Author: Vincent Diepeveen
Date: 05:13:48 04/06/03
Go up one level in this thread
On April 06, 2003 at 07:40:11, Ian Kennedy wrote:
The minimal tree is depending upon a lot of factors, but most important by far
is what kind of evaluation you use.
When a lot of different algorithms get mixed such as nullmove with multiprobe
hashtable with PVS, then the minimal tree is pretty difficult to determine.
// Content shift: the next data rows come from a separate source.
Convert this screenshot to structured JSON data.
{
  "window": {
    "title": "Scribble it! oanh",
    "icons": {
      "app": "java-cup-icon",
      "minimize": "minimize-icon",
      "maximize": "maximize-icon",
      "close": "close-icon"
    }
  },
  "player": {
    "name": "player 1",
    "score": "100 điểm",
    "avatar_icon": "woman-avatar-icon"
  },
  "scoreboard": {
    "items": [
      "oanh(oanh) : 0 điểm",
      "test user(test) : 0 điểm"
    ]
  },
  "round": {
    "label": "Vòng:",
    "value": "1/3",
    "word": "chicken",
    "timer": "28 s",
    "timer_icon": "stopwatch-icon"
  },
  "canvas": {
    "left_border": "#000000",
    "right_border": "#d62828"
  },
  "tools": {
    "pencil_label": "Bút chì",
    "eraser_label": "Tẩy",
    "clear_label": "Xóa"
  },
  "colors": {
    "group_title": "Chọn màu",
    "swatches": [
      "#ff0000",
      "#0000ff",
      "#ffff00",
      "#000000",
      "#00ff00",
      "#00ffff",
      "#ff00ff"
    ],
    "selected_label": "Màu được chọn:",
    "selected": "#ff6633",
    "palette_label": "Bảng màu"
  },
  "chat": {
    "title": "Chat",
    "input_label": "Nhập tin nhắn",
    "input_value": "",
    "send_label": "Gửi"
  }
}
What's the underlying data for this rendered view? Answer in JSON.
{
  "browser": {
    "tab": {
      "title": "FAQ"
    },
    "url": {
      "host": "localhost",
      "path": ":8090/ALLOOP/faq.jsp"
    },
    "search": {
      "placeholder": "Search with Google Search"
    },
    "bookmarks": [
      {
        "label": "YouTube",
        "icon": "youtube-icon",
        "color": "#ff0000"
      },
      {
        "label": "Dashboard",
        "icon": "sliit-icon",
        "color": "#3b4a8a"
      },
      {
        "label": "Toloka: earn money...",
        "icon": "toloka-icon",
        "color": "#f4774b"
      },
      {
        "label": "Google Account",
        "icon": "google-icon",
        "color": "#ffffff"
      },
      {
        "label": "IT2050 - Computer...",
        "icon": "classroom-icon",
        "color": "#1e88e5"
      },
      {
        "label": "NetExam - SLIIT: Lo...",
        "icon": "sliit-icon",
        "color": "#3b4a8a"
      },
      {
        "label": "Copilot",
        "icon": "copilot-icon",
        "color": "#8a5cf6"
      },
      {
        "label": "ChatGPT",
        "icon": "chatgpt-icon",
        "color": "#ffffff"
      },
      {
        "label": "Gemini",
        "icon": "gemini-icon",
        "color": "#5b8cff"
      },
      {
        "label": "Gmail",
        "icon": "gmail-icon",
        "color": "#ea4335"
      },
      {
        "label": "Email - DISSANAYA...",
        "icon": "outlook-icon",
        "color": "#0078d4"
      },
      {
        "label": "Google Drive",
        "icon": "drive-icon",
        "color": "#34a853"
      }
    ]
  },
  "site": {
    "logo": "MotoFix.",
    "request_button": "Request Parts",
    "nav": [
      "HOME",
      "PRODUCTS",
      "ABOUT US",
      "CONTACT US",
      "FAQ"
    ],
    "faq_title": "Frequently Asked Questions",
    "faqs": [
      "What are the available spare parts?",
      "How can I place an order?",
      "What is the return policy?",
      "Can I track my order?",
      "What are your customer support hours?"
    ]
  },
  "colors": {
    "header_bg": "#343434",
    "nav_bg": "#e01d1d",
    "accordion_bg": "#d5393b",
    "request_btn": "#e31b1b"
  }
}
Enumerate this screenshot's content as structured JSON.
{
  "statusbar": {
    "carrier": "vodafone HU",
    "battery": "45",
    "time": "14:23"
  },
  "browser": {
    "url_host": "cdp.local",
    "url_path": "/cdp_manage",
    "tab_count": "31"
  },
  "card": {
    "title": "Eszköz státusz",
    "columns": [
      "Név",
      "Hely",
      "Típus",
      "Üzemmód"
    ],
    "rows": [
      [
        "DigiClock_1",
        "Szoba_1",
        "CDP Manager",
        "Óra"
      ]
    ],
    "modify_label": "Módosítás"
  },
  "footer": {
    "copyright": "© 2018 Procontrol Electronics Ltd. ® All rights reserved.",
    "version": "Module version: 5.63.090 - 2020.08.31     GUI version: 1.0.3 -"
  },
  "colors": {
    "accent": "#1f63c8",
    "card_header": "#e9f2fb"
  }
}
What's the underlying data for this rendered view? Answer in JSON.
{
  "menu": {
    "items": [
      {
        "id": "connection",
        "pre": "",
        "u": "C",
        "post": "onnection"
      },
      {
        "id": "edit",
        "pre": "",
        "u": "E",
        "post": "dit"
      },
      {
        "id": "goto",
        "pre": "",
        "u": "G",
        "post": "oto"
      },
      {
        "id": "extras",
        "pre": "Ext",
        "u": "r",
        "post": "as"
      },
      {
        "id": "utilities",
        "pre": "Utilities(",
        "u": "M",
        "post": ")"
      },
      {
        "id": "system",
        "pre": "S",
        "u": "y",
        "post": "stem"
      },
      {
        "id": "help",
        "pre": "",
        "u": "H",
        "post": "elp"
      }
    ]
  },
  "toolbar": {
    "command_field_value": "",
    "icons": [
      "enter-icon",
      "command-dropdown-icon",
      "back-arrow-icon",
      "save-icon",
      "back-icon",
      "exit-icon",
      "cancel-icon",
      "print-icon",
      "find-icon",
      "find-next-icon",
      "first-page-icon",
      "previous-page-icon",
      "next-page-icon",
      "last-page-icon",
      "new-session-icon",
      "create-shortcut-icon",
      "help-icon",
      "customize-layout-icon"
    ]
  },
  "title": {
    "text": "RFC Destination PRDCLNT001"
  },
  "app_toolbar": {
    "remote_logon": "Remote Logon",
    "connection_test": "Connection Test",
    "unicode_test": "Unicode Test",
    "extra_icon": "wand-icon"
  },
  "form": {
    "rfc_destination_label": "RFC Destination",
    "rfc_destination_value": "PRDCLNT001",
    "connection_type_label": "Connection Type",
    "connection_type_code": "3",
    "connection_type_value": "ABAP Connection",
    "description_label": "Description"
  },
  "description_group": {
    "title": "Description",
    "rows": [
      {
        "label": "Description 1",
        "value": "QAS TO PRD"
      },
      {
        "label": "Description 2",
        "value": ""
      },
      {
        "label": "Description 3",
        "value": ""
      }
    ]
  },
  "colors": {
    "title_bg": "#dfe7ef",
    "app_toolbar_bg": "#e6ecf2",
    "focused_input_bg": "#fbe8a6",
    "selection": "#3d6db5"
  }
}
In theory it is possible to measure minimal tree. In reality for a search with
millions of nodes, it's practical impossible to measure the minimal tree. All
you can do is determine a very small tree which will be somewhere in between the
minimal tree and the normal search tree.
Schaeffer has it easy to measure minimal tree compared to programs which use
nullmove. He never did AFAIK.
measuring branching factors for 3,4 ply is not exactly interesting. More
interesting is what branching factor can be at >= 10 ply.
>Has anyone done this in their program? I have been trying recently. One of the
>problems is that the standard formula for the size of a minimal tree assume a
>fixed branching factor. I've manually worked out what the figures are for a
>branching factor bf[depth] for the first few plies but gave up after that. I've
>just read a paper by Schaeffer in which he refers to a technique suggested by
>Carl Ebeling but the book 'All the right moves' in which it appears is now out
>of print and Schaeffer doesn't describe the method himself. He quotes some
>performances around 1.2x to 1.5x bigger than minimal (2.2 for Belle), does
>anyone have any figures for their programs they can share?
>
>Or does anyone have a useful general formula for the size of the minimal tree
>based on a varying bf[depth]?
>
>The figures I obtained during a game with my program playing both sides,
>averaged over the first 18 b/w moves were
>
>ply 3: 1.21x minimal
>ply 4: 2.48x minimal
>
>These actually look very similar to the graph in fig 1 - derived from Phoenix
>-in Schaeffer's paper ('New Advances in alpha-beta searching'). And yet my
>program looks like it doesn't order and prune as well as others and spends
>proportionally longer searching the moves 2-n at each iteration than others.